Tout à fait. Parfois, un dessin somme toute banal devient avec une légende une matière curieuse, cela crée une résonance qui le met en porte-à-faux, en contradiction. J’adore les jeux de mots. J’avais fait le dessin de deux corps enserrés l’un dans l’autre d’une manière inextricable et un peu carnivore. Je l’avais intitulé la Semaine d’étreinte sans cœur [les 35 heures]. J’adore ce genre de contrepétrie. C’est anodin, mais on le trouve dans l’histoire de l’art, chez Magritte par exemple.
Pourquoi, presque trente-cinq ans après ses premières aventures muettes, avoir décidé de faire parler Arzak ?

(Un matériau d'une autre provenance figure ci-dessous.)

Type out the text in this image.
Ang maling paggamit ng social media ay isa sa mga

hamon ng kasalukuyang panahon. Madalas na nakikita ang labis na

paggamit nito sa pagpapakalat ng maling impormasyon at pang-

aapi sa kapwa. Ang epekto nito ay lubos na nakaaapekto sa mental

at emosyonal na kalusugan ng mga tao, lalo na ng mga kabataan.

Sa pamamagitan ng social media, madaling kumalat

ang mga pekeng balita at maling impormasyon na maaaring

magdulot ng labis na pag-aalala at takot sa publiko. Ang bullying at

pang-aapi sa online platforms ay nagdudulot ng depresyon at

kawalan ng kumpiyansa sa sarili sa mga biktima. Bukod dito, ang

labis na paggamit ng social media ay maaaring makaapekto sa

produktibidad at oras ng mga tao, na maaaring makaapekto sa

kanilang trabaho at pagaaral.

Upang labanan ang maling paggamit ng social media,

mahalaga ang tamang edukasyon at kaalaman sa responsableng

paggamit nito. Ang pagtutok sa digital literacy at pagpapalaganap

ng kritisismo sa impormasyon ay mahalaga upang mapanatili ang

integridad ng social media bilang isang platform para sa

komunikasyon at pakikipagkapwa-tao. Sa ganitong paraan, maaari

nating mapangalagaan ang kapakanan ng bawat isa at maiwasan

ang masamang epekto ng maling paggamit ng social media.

Plusieurs raisons se chevauchent. D’abord, cette histoire sans dialogue, en raison de cette rétention, était devenue une sorte de pile d’énergie générant beaucoup de dessins, un projet de film (Starwatcher). Parallèlement, dans le cadre de la société Mœbius production, fondée avec mon épouse Isabelle, nous avons pris la décision de nous lancer dans le grand bain de l’édition de la BD, alors que nous avions développé jusqu’alors des projets plutôt confidentiels. Pour cela, il fallait choisir un titre qui tienne compte de mon histoire. Tous mes acteurs se sont présentés au casting : Blueberry, c’était délicat, car j’ai déjà un éditeur. Le major Grubert a un univers trop complexe qui n’est pas grand public. Stel et Atan, l’histoire était close, et je n’étais pas certain de vouloir lui donner une suite. Il restait Arzak, qui avait l’air de vouloir exister. Donc, son retour est dû à la pression conjointe de l’éditorial et du créatif.
Dans votre film la Planète Encore, il y a notamment de belles scènes de vol. C’est une chose qui est récurrente dans votre travail. Techniquement, dans un film ou un dessin, comment fait-on pour donner le sentiment de l’apesanteur ? Est-ce qu’on pense à la masse des personnages, à la matière, à l’espace entre les atomes ?
Non, je me suis inspiré de quelques rêves mémorables - non pas mes habituelles rêveries éveillées, mais de véritables cadeaux du ciel, des rêves très cohérents, et que j’étais capable de mémoriser et de noter au réveil. J’ai des souvenirs de ces rêves qui sont plus vivaces que pour certaines choses qui me sont réellement arrivées. Cela explique peut-être ce goût pour l’apesanteur dans mes histoires.
Est-ce que vous vous nourrissez du cinéma autant que vous l’avez nourri ? Je pense à l’ouverture de votre dernier album Arzak l’arpenteur, qui est clairement un hommage aux premières images de l’épisode 4 de Star Wars, avec l’attaque du vaisseau de la princesse…
En dehors de quelques collaborations, je suis un amateur de cinéma classique, écartelé entre l’exigence des grands créateurs et la séduction des grands fabriqueurs.
La Planète Encore est un film magnifique, mais il y a quand même un gros problème… C’est trop court ! On en ressort frustré, avec le désir d’en voir davantage. Est-ce qu’on peut espérer voir un jour un long métrage de Mœbius ?
La Planète Encore, avec ses huit minutes, est une petite graine qui ne demande qu’à grandir. Et là, je fais appel à Mme Bettencourt ; en tant que première fortune de France, elle ne pourra qu’être intéressée par sa métamorphose en un arbre majestueux, tout en images de synthèse et relief 3D… Que ces milliards de shampoings servent la cause de l’art plutôt que la cause dollar.